I think I'm going to go with the cop out vote of Live Seeds though. Those versions are just great performances by a band at their peak.

Oblique Strategies, Saturday, 14 July 2012 14:51 (thirteen years ago)

nocturama: it's the most comfortably middle-aged of all his middle-aged records, the only one post-'92 or so that doesn't sound like there are too many people in the room; cave's deployment of his voice-verging-on-quavering vocal tic is probably at its most convincing ... i don't know.

i don't really trust the songs on let love in or boatman's call or murder ballads or no more shall we part

i think there are probably arguments for the two that came out afterwards, after i had stopped paying attention, being better

there are definitely arguments for the first few being better, because they are better. but i feel too removed from them and too cognizant of the fact that he now writes his songs in an office in brighton to feel any access to them. (possible relevant fact #1: i was born in 1985.)

there's something about the 'literary' in the mode of 'literary' songwriting here, more so in the later records, i feel deeply put off by, alienated by. (relevant fact #2: i did my gcse coursework on the lyrics of nick cave, god help me.) (and so being put off from these is partly a matter of cringing at my younger self, but, too, partly a matter of being put off at quite how well these last records map to about that level of hermeneutic whatever.) i think nocturama does a better job than is generally noted of rescuing something from that kind of artifice.

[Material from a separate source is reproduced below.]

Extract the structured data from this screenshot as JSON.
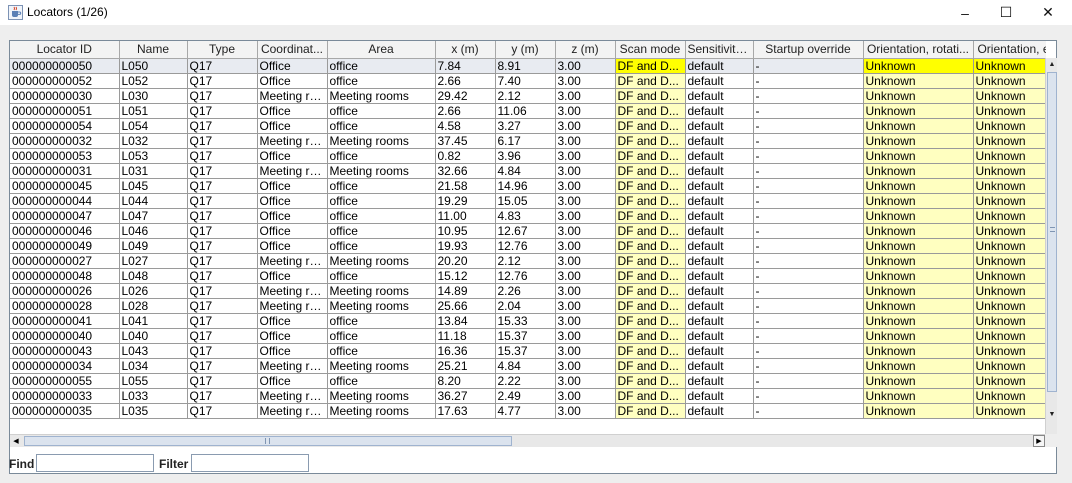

thomp, Saturday, 14 July 2012 14:57 (thirteen years ago)

Honestly, the last two are my favourites. It's like he found a new vein of songwriting - his wit has never been sharper - and a new foil (I know Warren Ellis joined in the 90s but this is where he really made his presence felt). Voting Lazarus.

Get wolves (DL), Saturday, 14 July 2012 15:05 (thirteen years ago)

i'm not viscerally put off by this mode of 'literary' songwriting, though there aren't many who can do it even competently.

there can be something depressing about it in cave when it doesn't catch fire - I'm just left staring at the well-wrought urn, politely admiring the well-chosen rhyme. he's always trying to get beyond that (+ a musical parallel - harvey + the seeds could make weak stuff sound good enough, and he's tried to push past that too), just don't feel he's done it so well lately.

woof, Saturday, 14 July 2012 15:28 (thirteen years ago)

Think I'm going to go for Abbatoir Blues/The Lyre Of Orpheus. The Boatman's and No More Shall We Part would be close behind.

Kitchen Person, Saturday, 14 July 2012 15:55 (thirteen years ago)

Boatman's Call is kind of a rarity, in that it was the first time that his "being in lurve" overtook his songwriting so much that he was moved to document it journal-style in song. Which felt awkward and kind of embarrassing at first, but I grew to love it.

Brompton Oratory is still one of my favorite songs.

set the controls for the heart of the sun (VegemiteGrrl), Saturday, 14 July 2012 16:48 (thirteen years ago)

NMSWP was my gateway Cave and still my sentimental fave.

Simon H., Saturday, 14 July 2012 16:55 (thirteen years ago)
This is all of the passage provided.